Send in the pet and Kill Command.
2 x Arcane Shot
2 x Steady shot
Kill Command

Repeat ad nauseum. I think in a boss fight I'd probably wait for the first focus fire before I blew my cooldowns for the first time, then I'd just blow them on cooldown for the remainder of the fight.

Survival was a ton more satisfying for me. It just felt like it all clicked together like a kid with Asperger's and a new Lego set, you know? You're almost always either using your big focus dumps, generally Explosive Shot, or saving up focus with Steady Shots. I felt like very occasionally I could sneak in an Arcane, which made me feel awesome, but I also had to be careful for times when Serpent, Black Arrow, and Explosive were all coming up soon and I'd need a nearly-full bar of focus (without, of course, letting it cap out).

I haven't installed Recount yet, so I don't have a clear picture of the damage I'm doing to training dummies, but Survival just feels like it's doing more damage than BM. A lot of that is, I think, the same problem that BM has always had: your pet is doing so much of your damage, you can begin to feel like you're just kind of chaperoning him around. Survival feels like it's actively slinging death down range.

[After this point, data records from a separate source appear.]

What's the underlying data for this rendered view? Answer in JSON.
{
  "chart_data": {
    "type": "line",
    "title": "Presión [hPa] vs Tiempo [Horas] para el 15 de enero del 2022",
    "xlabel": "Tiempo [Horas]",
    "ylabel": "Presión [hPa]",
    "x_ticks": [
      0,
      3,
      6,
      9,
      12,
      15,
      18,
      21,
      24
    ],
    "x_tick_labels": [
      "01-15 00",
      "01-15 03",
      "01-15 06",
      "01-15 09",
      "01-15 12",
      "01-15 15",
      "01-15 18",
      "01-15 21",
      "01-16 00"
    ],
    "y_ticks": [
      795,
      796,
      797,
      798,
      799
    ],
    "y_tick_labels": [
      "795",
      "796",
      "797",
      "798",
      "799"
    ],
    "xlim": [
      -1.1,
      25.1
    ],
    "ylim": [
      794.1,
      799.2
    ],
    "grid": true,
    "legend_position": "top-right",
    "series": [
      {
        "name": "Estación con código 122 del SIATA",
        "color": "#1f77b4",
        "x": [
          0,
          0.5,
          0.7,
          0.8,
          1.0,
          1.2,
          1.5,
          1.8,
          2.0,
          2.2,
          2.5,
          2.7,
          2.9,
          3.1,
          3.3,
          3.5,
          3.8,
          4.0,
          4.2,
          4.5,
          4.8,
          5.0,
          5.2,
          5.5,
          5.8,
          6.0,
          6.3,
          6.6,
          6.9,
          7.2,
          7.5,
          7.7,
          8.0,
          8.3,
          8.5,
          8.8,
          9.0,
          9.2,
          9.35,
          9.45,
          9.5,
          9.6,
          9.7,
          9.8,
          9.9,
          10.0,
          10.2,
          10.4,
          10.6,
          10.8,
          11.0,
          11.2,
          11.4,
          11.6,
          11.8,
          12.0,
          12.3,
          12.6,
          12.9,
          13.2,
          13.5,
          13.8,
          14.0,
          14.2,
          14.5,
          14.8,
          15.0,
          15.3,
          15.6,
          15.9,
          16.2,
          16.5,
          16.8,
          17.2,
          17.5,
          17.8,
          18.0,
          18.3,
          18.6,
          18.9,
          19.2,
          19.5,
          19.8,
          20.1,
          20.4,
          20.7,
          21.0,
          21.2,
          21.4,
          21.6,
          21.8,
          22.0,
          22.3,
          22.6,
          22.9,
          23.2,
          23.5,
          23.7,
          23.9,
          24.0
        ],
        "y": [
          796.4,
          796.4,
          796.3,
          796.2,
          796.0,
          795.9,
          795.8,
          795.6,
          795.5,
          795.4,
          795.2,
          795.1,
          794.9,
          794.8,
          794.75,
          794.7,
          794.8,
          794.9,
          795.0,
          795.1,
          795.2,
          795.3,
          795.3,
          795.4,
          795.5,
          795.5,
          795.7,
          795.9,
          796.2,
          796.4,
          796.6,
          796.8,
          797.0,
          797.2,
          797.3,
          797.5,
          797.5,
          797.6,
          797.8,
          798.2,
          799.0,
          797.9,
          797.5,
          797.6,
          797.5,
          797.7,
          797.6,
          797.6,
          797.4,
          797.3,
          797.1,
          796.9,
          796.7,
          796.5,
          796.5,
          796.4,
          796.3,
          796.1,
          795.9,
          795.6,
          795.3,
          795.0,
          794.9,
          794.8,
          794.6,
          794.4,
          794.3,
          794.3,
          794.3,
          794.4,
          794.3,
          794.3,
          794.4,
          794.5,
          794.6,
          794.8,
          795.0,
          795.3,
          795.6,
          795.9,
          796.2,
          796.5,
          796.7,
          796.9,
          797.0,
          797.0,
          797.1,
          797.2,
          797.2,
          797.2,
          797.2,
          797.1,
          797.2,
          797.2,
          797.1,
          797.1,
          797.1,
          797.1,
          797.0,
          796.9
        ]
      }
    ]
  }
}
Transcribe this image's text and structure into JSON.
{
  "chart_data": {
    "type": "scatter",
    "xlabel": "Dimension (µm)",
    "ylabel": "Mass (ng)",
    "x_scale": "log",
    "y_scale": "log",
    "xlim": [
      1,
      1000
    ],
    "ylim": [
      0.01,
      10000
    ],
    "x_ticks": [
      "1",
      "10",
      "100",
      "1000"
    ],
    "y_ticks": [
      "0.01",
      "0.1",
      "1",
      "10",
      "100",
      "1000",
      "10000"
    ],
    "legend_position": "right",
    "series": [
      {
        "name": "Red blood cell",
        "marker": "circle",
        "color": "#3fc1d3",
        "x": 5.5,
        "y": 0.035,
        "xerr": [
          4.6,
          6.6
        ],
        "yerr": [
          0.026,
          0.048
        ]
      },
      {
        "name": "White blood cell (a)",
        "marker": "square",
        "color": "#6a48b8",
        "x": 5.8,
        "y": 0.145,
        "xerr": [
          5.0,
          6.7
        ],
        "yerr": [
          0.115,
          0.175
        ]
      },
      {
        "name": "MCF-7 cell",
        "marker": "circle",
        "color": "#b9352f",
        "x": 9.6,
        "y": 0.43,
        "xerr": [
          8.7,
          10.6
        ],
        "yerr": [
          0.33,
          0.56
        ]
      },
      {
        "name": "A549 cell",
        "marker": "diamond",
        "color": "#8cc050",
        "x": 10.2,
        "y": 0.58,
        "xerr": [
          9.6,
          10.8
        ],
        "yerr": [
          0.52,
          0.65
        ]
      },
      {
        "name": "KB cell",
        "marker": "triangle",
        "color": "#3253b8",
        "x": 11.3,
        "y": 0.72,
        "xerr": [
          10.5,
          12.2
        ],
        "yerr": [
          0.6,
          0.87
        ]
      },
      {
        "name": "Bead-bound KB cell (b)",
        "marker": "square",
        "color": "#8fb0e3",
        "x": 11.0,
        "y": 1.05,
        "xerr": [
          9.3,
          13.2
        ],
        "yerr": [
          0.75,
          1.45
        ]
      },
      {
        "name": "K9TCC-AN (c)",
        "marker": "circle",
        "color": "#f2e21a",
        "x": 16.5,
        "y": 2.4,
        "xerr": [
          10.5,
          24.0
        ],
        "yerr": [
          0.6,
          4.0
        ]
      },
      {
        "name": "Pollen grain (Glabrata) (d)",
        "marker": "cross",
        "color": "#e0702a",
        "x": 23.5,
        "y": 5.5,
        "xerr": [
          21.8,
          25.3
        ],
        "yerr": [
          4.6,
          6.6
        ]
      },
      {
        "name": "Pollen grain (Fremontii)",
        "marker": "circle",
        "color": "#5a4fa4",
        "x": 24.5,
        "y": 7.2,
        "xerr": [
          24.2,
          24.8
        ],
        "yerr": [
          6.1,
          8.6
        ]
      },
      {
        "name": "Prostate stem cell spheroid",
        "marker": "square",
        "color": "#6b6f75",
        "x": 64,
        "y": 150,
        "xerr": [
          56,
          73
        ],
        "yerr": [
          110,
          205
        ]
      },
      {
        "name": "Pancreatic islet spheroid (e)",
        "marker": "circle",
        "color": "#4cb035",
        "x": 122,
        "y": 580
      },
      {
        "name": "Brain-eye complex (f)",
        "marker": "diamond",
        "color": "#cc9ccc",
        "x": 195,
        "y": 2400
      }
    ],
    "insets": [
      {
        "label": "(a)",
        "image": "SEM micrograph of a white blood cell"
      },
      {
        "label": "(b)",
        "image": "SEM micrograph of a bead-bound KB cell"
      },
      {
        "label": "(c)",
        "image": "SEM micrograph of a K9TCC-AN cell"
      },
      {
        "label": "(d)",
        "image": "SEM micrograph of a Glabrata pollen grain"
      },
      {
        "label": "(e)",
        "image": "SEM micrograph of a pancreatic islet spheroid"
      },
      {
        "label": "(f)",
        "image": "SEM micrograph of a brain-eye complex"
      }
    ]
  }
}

Its icon is also way cooler.

Haven't reforged or re-gemmed anything yet, but I have to say it's kind of nice how the disappearance of armor penetration means I don't have to feel bad about things like my cloak from heroic Beasts any more. On the other hand, it's tough to know what I should really be striving for on my gear. I'm thinking in general I'll re-hitcap myself and then reforge for mastery.

I also think it's interesting that the official hunter forums have been really concentrating on MM and how to play it now. I mean, guys, come on. It's wide open now. You can play MM, sure, but why not experiment with the other two?

Saturday, October 16, 2010

Resubbed

Hello again.

I haven't played in - hm - a few months. I was actually playing while this blog was on hiatus (it may still be, I haven't really decided), but I was playing on my priest and raiding only ICC10 with a guild of mostly RL friends. The 4.01 patch has hit, and my boyfriend has been excited about wow again, so I resubbed and downloaded and patched tonight. I'm about to load up the game and see what's up.

It's sort of neat that the hunter community is flailing and panicking right now. Spec choice is wide open, there's a new resource to futz with, and tier 11 is shockingly ugly. So. I think I'll log in to the ol' huntress and see if farming 'roix for welfare T10 is any fun.